Is there something about the definition of anti-differentiation that I'm missing?

NOTE: I am in high school Calculus, and we have not yet covered integration. That being said, I have some limited familiarity with the notation for indefinite integrals (which I understand to be the same as anti-derivatives?), so as long as you're careful to explain things and use precise language, I suppose I'm fine with using integrals in any answers.

Answer 1

Remember that functions that differ by a constant have the same derivative (the converse is also true on intervals: if $f'(x) = g'(x)$ for all $x$ on an interval, then $g(x) = f(x)+C$ for some constant $C$).

That means that given any function $f(x)$, if there is one antiderivative then there are infinitely many: because if $F(x)$ is an antiderivative, then so is $F(x)+C$ for any constant $C$, and there are infinitely many choices of $C$.

Now notice that $\ln(x)$ and $\ln(kx)$ actually differ by a constant: the properties of the logarithm give you that $\ln(kx) = \ln(k)+\ln(x) =\ln(x)+C$, with $C=\ln(k)$. That's why $\ln(2x)$ is also an antiderivative for $\frac{1}{x}$ on $(0,\infty)$.

Answer 2

Every function that has an anti derivative has infinitely many antiderivatives.

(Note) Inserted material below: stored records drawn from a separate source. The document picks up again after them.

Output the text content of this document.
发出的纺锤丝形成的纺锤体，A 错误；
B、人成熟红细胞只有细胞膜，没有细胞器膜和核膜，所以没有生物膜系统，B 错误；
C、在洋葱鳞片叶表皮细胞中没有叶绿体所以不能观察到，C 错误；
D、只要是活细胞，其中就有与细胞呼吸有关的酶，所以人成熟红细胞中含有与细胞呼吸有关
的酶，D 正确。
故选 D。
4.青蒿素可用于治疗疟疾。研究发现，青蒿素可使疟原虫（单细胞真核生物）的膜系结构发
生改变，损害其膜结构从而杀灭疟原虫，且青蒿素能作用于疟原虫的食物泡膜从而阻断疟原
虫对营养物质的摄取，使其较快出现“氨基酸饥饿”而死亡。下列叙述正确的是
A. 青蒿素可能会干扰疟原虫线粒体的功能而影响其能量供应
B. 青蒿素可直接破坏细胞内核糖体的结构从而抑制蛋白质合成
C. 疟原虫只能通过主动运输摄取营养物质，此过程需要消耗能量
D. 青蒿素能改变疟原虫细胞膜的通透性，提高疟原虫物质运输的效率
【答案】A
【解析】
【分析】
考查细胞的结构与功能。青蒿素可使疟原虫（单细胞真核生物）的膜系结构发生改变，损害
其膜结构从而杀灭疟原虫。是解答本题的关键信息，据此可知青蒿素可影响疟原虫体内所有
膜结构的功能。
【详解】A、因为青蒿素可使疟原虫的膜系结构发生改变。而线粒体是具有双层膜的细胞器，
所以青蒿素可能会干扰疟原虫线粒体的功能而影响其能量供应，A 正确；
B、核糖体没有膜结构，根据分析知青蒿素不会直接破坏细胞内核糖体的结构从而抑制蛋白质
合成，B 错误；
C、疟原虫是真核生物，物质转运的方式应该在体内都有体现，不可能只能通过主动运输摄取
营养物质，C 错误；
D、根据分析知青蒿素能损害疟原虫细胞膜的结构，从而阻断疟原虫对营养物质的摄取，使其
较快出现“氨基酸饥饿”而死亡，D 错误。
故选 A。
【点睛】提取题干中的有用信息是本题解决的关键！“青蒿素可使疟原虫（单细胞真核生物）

Let $f(x)$ be a function with an antiderivative $F(x)$. Then every antiderivative of $f(x)$ is of the form $F(x)+C$ for some constant $C$.

But wait, $\ln|2x|$ doesn't appear to be of the form $\ln|x|+C$! But in fact it is of this form. Using properties of the logarithm we see: \begin{align*} \ln|2x|=\ln(2|x|) = \ln(2)+\ln|x| \end{align*} so this is of the form $\ln|x|+C$ with $C=\ln(2)$.

It follows that $\ln|2x|+C$ is also an antiderivative of $\frac{1}{x}$. It can be re-written as: $$\ln|2x|+C=\ln|x|+(\ln 2+ C)$$ or as: $$\ln|2x|+\ln(e^C) = \ln|2x\cdot e^C| = \ln|(2e^C)x|.$$

The logarithm is a bit of a funny function in that multiplying the argument $x$ by a constant (i.e., squishing or stretching the function horizontally) is the same as translating it vertically by a constant. It seems very counterintuitive that these two actions could result in the same function, but it all boils down to the fact that $\ln(ab)=\ln(a)+\ln(b)$.